If commit counts are a target, they'll get gamed. I haven't thought about my commit count at all until just now, when I figured it might be a useful metric to look at to see if it could illustrate changes in my rate of code produced over time.
modify that script so it also includes the number of lines added and number of lines removed along with each commit record
Then I realized I might have other people's commits in there too:
add the author email address as well
Here's the updated script. Datasette Agent wrote me a new query:
SELECT
strftime('%Y-%m', commit_date) AS month,
COUNT(*) AS commits,
SUM(lines_added) AS total_added,
SUM(lines_removed) AS total_removed,
SUM(lines_added) - SUM(lines_removed) AS net_lines,
SUM(lines_added) + SUM(lines_removed) AS total_churn
FROM commits
WHERE author_email = 'my-email@gmail.com'
GROUP BY month
ORDER BY month;
This gave me one month which was a colossal outlier on the net_lines measure - I told Datasette Agent "figure out what happened in that peak month" and it tracked down this enormous commit: https://github.com/simonw/tools/commit/32e45c390f087a0fac28ba51b8b020c653624b4c - so I filtered that out and ran the report again, giving these results.
... and at this point I'm going to stop.
Hah, trying to derive code productivity from Git repos really is fraught with gotchas. I just spotted that one month I apparently deleted way more code than I created... but it was because this commit here removed a large vendored library from one of my projects.
That's where the point about agile, microservices, etc comes in - there may simply be no objective way to measure this, even though it'd be ideal to have one.
It has always been a little unfortunate that there is so little actual good rigorous research on this stuff.

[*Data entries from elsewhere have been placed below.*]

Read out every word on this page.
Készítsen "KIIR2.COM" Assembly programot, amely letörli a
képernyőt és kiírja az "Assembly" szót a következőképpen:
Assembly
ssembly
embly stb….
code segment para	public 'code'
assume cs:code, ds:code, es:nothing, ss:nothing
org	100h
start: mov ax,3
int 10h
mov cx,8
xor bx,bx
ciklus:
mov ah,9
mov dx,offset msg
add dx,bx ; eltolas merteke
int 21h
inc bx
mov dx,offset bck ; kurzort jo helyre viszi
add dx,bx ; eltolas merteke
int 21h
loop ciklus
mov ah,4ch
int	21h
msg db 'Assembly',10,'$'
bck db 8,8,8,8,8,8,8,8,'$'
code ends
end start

Roughly every couple months I do a review of the literature on productivity impacts from coding agents and only just now are we getting data from 2025 on the subject and it's heavily mixed.
It doesn't help that the problem is enormously complex. The impact a coding agent has on an individual working solo on a project they own is dramatically different than the impact of an individual working on a team of people. The impact of an agent on greenfield projects is dramatically different than the impact on brownfield projects. The quality of the software over time requires months or years of continuous development to be able measure anything useful. We don't really have good objective measures of quality that are amenable to smaller studies with a control.

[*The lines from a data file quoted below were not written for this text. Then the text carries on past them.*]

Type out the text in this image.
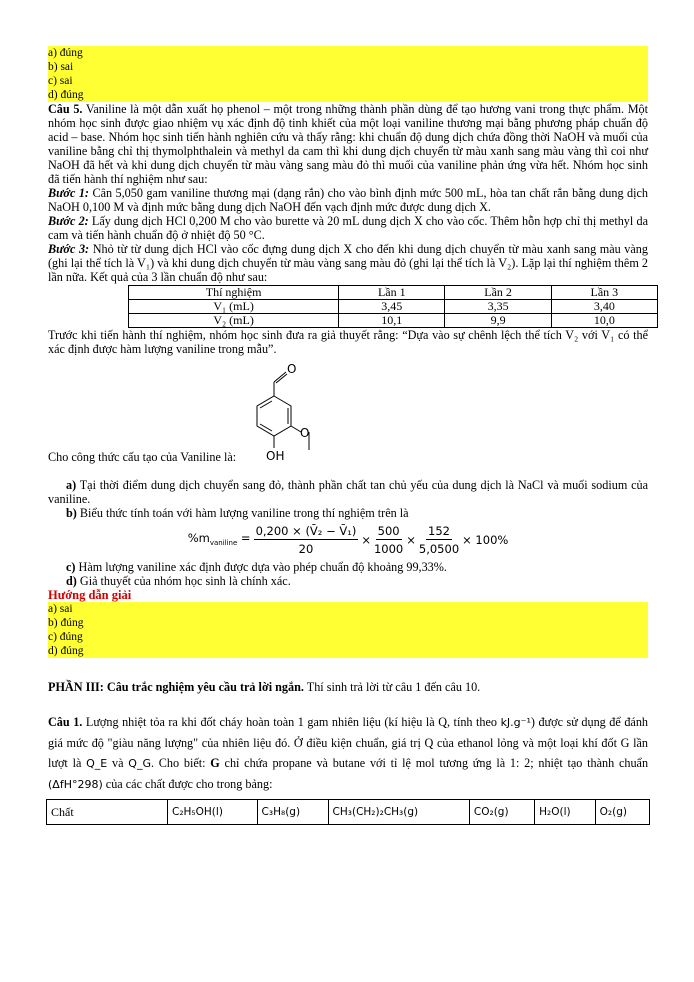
a) đúng
b) sai
c) sai
d) đúng

Câu 5. Vaniline là một dẫn xuất họ phenol – một trong những thành phần dùng để tạo hương vani trong thực phẩm. Một nhóm học sinh được giao nhiệm vụ xác định độ tinh khiết của một loại vaniline thương mại bằng phương pháp chuẩn độ acid – base. Nhóm học sinh tiến hành nghiên cứu và thấy rằng: khi chuẩn độ dung dịch chứa đồng thời NaOH và muối của vaniline bằng chỉ thị thymolphthalein và methyl da cam thì khi dung dịch chuyển từ màu xanh sang màu vàng thì coi như NaOH đã hết và khi dung dịch chuyển từ màu vàng sang màu đỏ thì muối của vaniline phản ứng vừa hết. Nhóm học sinh đã tiến hành thí nghiệm như sau:

Bước 1: Cân 5,050 gam vaniline thương mại (dạng rắn) cho vào bình định mức 500 mL, hòa tan chất rắn bằng dung dịch NaOH 0,100 M và định mức bằng dung dịch NaOH đến vạch định mức được dung dịch X.

Bước 2: Lấy dung dịch HCl 0,200 M cho vào burette và 20 mL dung dịch X cho vào cốc. Thêm hỗn hợp chỉ thị methyl da cam và tiến hành chuẩn độ ở nhiệt độ 50 °C.

Bước 3: Nhỏ từ từ dung dịch HCl vào cốc đựng dung dịch X cho đến khi dung dịch chuyển từ màu xanh sang màu vàng (ghi lại thể tích là V₁) và khi dung dịch chuyển từ màu vàng sang màu đỏ (ghi lại thể tích là V₂). Lặp lại thí nghiệm thêm 2 lần nữa. Kết quả của 3 lần chuẩn độ như sau:

Thí nghiệm	Lần 1	Lần 2	Lần 3
V₁ (mL)	3,45	3,35	3,40
V₂ (mL)	10,1	9,9	10,0

Trước khi tiến hành thí nghiệm, nhóm học sinh đưa ra giả thuyết rằng: “Dựa vào sự chênh lệch thể tích V₂ với V₁ có thể xác định được hàm lượng vaniline trong mẫu”.

Cho công thức cấu tạo của Vaniline là:
O
O
OH

a) Tại thời điểm dung dịch chuyển sang đỏ, thành phần chất tan chủ yếu của dung dịch là NaCl và muối sodium của vaniline.

b) Biểu thức tính toán với hàm lượng vaniline trong thí nghiệm trên là

$\%m_{vaniline} = \frac{\text{0,200 × (V̄₂ − V̄₁)}}{20} \times \frac{500}{1000} \times \frac{152}{5,0500} \times 100\%$

c) Hàm lượng vaniline xác định được dựa vào phép chuẩn độ khoảng 99,33%.

d) Giả thuyết của nhóm học sinh là chính xác.

Hướng dẫn giải
a) sai
b) đúng
c) đúng
d) đúng

PHẦN III: Câu trắc nghiệm yêu cầu trả lời ngắn. Thí sinh trả lời từ câu 1 đến câu 10.

Câu 1. Lượng nhiệt tỏa ra khi đốt cháy hoàn toàn 1 gam nhiên liệu (kí hiệu là Q, tính theo kJ.g⁻¹) được sử dụng để đánh giá mức độ "giàu năng lượng" của nhiên liệu đó. Ở điều kiện chuẩn, giá trị Q của ethanol lỏng và một loại khí đốt G lần lượt là Q_E và Q_G. Cho biết: G chỉ chứa propane và butane với tỉ lệ mol tương ứng là 1: 2; nhiệt tạo thành chuẩn (ΔfH°298) của các chất được cho trong bảng:

Chất	C₂H₅OH(l)	C₃H₈(g)	CH₃(CH₂)₂CH₃(g)	CO₂(g)	H₂O(l)	O₂(g)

I use the tools and sometimes I myself can't tell if the impression of speed is purely because the gains I all frontloaded at the start and then I lost it all again at the end. I felt more velocity with a much less clear actual overall delivery gain.
I think the argument is not that firms who adopted AI "ARE smoking their competitors", but that they "WILL smoke their competitors".
Even if current LLM benefits are modest, if we assume 1) the models/harnesses will continue to improve, and 2) it takes time to change your processes/culture/etc to receive the benefits, then you have a situation where a firm who prepares now will outperform those that didn't in the future.
It's like any other bet on future tech. Are they a buggy carriage manufacturer adapting to build for cars, or are they a sucker going all-in on Betamax/Laserdisc/etc?
At this point, I don't think AI itself (not the effects social hype or VC money, only use of the actual tech) will be particularly revolutionary for great benefit or harm. Like the article says, it seems only to accelerate what was already present in the first place. Good engineering still requires good engineering and good checks, no matter where you start from. Regardless of where the tech goes, I don't think that will ever change, and teams/companies who are good at that will stick around because they'll be needed.